We also analyzed the impact of results with a mixup of 1 random image, the MtoP+1a to MtoP+1j experiments with different 1 random image showed the lowest mAP0.5 (81.4%) and the highest mAP0.5 (83.5%) in Table 8. The standard deviation in Table 8 also illustrates that MtoP+1image experiments gained 0.69 SD for mAP0.5:0.95, describing that it has low variation in mixup data distribution. The lower SD scores indicate the usability of a mixup of random images strategy for OD, as it showed less variability among the random images.

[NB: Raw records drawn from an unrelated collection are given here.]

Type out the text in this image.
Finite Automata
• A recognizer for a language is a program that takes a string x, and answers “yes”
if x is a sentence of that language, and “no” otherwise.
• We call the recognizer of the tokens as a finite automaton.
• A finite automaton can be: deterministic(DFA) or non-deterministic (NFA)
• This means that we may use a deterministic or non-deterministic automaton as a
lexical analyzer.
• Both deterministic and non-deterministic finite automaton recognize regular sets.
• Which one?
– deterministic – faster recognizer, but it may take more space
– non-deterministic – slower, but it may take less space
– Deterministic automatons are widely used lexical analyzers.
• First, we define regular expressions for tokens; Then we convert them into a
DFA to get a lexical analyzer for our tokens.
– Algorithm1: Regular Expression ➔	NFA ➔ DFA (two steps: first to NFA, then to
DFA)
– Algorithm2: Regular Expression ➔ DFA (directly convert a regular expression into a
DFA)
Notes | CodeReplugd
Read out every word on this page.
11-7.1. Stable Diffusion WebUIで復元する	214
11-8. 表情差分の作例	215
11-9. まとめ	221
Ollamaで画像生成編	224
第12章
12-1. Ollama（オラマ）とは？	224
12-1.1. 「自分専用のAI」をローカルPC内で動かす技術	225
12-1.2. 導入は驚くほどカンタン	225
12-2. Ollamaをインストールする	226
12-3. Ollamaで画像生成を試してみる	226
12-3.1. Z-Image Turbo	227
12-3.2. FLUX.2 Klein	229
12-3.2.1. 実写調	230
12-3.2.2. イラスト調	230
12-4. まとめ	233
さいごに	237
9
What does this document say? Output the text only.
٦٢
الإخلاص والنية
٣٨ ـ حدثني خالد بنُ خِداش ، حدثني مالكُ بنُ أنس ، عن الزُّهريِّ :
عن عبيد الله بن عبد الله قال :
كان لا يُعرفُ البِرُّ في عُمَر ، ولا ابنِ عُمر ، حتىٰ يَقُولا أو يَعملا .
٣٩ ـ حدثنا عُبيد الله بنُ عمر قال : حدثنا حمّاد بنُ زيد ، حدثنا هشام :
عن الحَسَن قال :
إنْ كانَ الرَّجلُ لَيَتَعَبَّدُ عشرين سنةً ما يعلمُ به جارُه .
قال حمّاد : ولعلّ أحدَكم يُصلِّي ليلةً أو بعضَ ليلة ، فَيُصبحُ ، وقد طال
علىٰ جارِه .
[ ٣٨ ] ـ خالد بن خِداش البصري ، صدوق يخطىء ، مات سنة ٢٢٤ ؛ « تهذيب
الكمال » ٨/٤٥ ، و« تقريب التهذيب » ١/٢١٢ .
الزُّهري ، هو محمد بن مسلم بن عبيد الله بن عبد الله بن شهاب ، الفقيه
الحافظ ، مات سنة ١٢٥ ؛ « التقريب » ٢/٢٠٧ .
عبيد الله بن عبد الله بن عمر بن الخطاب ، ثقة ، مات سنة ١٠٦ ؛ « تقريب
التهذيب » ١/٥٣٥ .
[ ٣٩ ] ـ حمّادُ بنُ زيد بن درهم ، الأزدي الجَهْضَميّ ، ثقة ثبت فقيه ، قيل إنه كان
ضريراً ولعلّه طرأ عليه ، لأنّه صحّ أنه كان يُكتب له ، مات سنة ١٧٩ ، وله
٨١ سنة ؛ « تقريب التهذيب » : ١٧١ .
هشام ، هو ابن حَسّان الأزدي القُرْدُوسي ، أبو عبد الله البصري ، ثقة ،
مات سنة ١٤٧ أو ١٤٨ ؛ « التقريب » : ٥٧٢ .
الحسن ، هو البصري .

We compare the results of this study (CPK) with self-supervised DA (UDA) and Supervised (SDA) methods, and UDA methods also require a smaller number of target dataset samples for domain adaptations. However, the CPK strategy is simple, time- and resource-efficient, contrary to the unsupervised strategy, which usually requires much computational resources and time during experiments. To prove the efficiency of CPK, this study applied CPK on benchmark datasets for car detection and compared the results with those of recent UDA studies. The CPK strategy tackles aligning the source and target domains, reduces the domain gap, and shares the knowledge between classes in both domains, making the model effective on the target dataset. With the CPK approach, only the fusion of a few unique and random target domain images in the source domain can enhance the DA accuracy over unseen target data. In the CPK, we choose unique and random target domain images once at the input level and then fuse these images in source domain images, which can produce accurate results in DA with SOTA models. The CPK improves the detector’s generalization and diversity by introducing the target domain samples in the source domain, which helps the detector learn additional patterns that are not part of a source dataset. It makes the detector capable of handling complexities and variation by showing robust output across various scenarios and splitting the dataset.

6 Conclusions

This research introduces a novel Cross-Pollination of Knowledge (CPK) strategy for domain adaptation in object detection, aimed at overcoming the challenges posed by domain shifts in real-time industrial applications. By merging the unique and random target domain samples into the source dataset during training, the CPK approach significantly enhances the model’s generalization capabilities. Experimental results validate the effectiveness of this strategy, showing substantial improvements in detection accuracy across various challenging scenarios. Specifically, the CPK method achieved a 10.9% improvement in mAP, outperforming both Self-Supervised and Supervised Domain Adaptation techniques. The successful implementation of the CPK method underscores its potential to advance the field of domain adaptation in object detection, providing a robust solution for industrial automation and other applications where domain shifts are prevalent. In the future, we will extend our strategy for cross-domain detection using a multi-model process, including other types of input images like LiDAR and 3D for different domains, such as medical images, anomaly, and geospatial object detection.